The first Gamma Knife built by Drs. Leksell and Larsson was donated to the University of California in Los Angeles (UCLA) and treated patients in that institution by Dr. Robert Rand in the early 1980’s.

In 1987 the first 201 source Gamma Knife (Model U) in the United States was installed at the University of Pittsburgh under the direction of Dade Lunsford. This installation and the wealth of clinical data that began to be reported by the Pittsburgh group, represented a pivotal point in the recognition of radiosurgery as an important therapeutic tool.

Over the last 20 years we have seen a virtual explosion of facilities around the world capable of providing this treatment approach. Concurrently the indications for radiosurgery have expanded to a host of benign and malignant tumors, and functional applications such as trigeminal neuralgia, focal epilepsy, movement and mood disorders.  
The computer revolution and the increasing sophistication of brain imaging have been instrumental to increase both the reach and the quality of radiosurgery. MRI fusion software enabled much better definition of the lesions to be treated, and normal structures to be avoided. All treatment approaches developed more sophisticated delivery capabilities and treatment delivery verification now became feasible including the use of more accurate dosimetric algorithms.
Strictly conformal radiation delivery became an achievable goal with powerful computers. The Gamma Knife evolution to automatic positioning system, or APS, (1999) made the use of more isocenters a reasonable undertaking. The introduction of the first micro multileaf collimator in 1997 (Brainlab’s M3) stirred the linac systems into a completely different paradigm of single isocenter conformal beams and later conformal dynamic rotation for the achievement of radiation conformity to target, having the first completely dedicated linear accelerator device installed at UCLA that year by Drs. Antonio De Salles and Timothy Solberg.
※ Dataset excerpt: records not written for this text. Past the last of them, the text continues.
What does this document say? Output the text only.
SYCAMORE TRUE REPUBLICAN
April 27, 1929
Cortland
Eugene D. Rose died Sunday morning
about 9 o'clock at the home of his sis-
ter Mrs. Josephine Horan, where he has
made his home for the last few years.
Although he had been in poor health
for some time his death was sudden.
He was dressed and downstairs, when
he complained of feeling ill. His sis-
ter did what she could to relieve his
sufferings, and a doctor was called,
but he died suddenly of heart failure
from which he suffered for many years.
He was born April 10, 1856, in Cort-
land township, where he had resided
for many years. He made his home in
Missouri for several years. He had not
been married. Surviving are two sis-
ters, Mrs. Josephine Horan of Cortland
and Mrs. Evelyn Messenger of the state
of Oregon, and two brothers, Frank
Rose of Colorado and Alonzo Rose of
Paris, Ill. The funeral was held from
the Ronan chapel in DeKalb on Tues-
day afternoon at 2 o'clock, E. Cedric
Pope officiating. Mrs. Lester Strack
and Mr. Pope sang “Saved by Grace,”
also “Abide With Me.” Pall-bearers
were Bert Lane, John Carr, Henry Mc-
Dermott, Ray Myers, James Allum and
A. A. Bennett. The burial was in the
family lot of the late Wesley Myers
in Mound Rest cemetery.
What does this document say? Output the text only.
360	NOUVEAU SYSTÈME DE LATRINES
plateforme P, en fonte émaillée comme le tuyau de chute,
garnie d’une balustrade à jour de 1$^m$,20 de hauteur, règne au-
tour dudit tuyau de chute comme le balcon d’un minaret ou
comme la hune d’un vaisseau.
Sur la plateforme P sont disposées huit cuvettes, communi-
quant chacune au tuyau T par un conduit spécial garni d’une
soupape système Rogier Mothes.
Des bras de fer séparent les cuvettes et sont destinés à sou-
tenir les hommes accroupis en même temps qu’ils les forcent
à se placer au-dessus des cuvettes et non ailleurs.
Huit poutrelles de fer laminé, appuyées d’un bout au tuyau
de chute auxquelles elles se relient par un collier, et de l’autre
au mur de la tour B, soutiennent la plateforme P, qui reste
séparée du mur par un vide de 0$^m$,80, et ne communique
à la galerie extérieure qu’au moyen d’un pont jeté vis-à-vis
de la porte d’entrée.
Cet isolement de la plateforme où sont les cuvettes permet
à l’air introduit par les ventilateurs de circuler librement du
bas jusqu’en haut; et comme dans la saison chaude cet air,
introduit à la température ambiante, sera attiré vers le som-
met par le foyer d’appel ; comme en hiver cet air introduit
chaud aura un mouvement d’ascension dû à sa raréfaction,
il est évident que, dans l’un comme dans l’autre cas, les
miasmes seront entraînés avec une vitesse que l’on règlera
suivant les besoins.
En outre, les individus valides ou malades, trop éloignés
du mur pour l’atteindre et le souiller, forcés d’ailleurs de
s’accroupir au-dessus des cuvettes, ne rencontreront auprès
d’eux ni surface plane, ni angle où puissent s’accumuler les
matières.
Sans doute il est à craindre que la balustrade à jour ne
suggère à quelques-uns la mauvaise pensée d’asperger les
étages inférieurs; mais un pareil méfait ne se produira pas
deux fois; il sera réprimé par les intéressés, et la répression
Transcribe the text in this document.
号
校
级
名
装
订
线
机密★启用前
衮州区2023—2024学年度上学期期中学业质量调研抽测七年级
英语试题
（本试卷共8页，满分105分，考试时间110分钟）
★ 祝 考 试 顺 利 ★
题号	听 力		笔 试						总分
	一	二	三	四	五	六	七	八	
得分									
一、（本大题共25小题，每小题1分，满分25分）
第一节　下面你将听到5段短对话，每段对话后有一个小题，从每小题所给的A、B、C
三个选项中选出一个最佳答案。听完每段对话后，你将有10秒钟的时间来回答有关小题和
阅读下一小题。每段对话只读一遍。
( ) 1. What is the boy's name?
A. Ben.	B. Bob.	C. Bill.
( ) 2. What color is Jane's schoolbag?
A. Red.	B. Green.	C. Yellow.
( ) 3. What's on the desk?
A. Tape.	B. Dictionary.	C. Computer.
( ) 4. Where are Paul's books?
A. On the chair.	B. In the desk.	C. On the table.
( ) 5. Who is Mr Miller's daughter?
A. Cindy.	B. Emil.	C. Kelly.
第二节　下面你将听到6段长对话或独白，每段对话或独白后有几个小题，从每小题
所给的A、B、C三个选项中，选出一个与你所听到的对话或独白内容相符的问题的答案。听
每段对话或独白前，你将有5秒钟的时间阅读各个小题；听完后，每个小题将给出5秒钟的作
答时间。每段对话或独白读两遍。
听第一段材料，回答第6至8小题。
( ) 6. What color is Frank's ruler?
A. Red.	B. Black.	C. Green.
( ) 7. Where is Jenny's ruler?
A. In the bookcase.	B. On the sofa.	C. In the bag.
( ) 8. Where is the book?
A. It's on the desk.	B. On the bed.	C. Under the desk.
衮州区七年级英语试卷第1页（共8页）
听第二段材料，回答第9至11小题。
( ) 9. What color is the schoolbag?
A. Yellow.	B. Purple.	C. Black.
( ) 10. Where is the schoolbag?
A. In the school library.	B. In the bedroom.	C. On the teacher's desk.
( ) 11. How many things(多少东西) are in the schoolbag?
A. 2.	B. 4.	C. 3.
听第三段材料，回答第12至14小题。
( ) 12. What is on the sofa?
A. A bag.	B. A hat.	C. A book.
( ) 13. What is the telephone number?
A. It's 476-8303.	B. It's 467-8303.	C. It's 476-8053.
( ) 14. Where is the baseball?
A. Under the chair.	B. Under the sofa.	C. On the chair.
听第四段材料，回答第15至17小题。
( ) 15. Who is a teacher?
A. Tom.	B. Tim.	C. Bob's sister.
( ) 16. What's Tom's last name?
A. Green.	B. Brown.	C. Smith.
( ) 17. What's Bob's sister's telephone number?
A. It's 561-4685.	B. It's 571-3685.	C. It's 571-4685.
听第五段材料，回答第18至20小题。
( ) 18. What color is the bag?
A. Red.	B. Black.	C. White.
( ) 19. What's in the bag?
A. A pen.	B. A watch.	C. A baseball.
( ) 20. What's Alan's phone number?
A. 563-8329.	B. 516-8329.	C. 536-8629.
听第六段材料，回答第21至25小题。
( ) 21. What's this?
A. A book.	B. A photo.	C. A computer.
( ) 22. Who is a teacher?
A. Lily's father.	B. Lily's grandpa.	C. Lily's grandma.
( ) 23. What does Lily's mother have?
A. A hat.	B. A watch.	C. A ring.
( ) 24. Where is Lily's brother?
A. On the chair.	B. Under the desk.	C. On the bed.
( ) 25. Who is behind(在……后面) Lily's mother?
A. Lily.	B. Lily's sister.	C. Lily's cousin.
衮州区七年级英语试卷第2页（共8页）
During the 1990's it was proposed that there were certain intracranial lesions that because of site or size were not appropriately treated in a single session, and thus the field of fractionated stereotactic radiation (FSR) was born, aiming to use the biological advantages of fractionated radiation, with the increased accuracy of stereotactic localization. FSR was first done with relocatable stereotactic devices and more recently with frameless methods (frameless radiosurgery), due to the availability of real time imaging and matching techniques.  
These technologies, including robotics spearheaded by the Dr. John Adler and his team at Stanford University in California, and radiation gating made practical the spread of stereotactic radiosurgery to other parts of the body. 

Technological advances are continuously transforming the time-honoured tools for radiosurgery, enhancing and extending their capabilities.

The Gamma-knife, the archetypical photon beam radiosurgery device has been progressively transformed in a completely automated system by means of robotic automatic positioning of the isocenter and lately, dynamic change of collimator openings. Particle beams continue to be used although their cost and complicated setup have limited their availability. Specialized linacs such as the Tomotherapy system deliver radiosurgery with a non-isocentric gating paradigm from a rotating gantry that enables real time imaging and treatment of several lesions simultaneously.
The Cyberknife is another example of a non-isocentric linac radiosurgery system mounted on an industrial robot and coupled with on-line imaging. The system can readily address lesions in the spine and extra neural organs using frameless technology.
Similar technologies (online imaging and robotic positioning) have been applied to the more classical linac radiosurgery systems. Dedicated linacs such as the Novalis and Truebeam are also performing today frameless radiosurgery.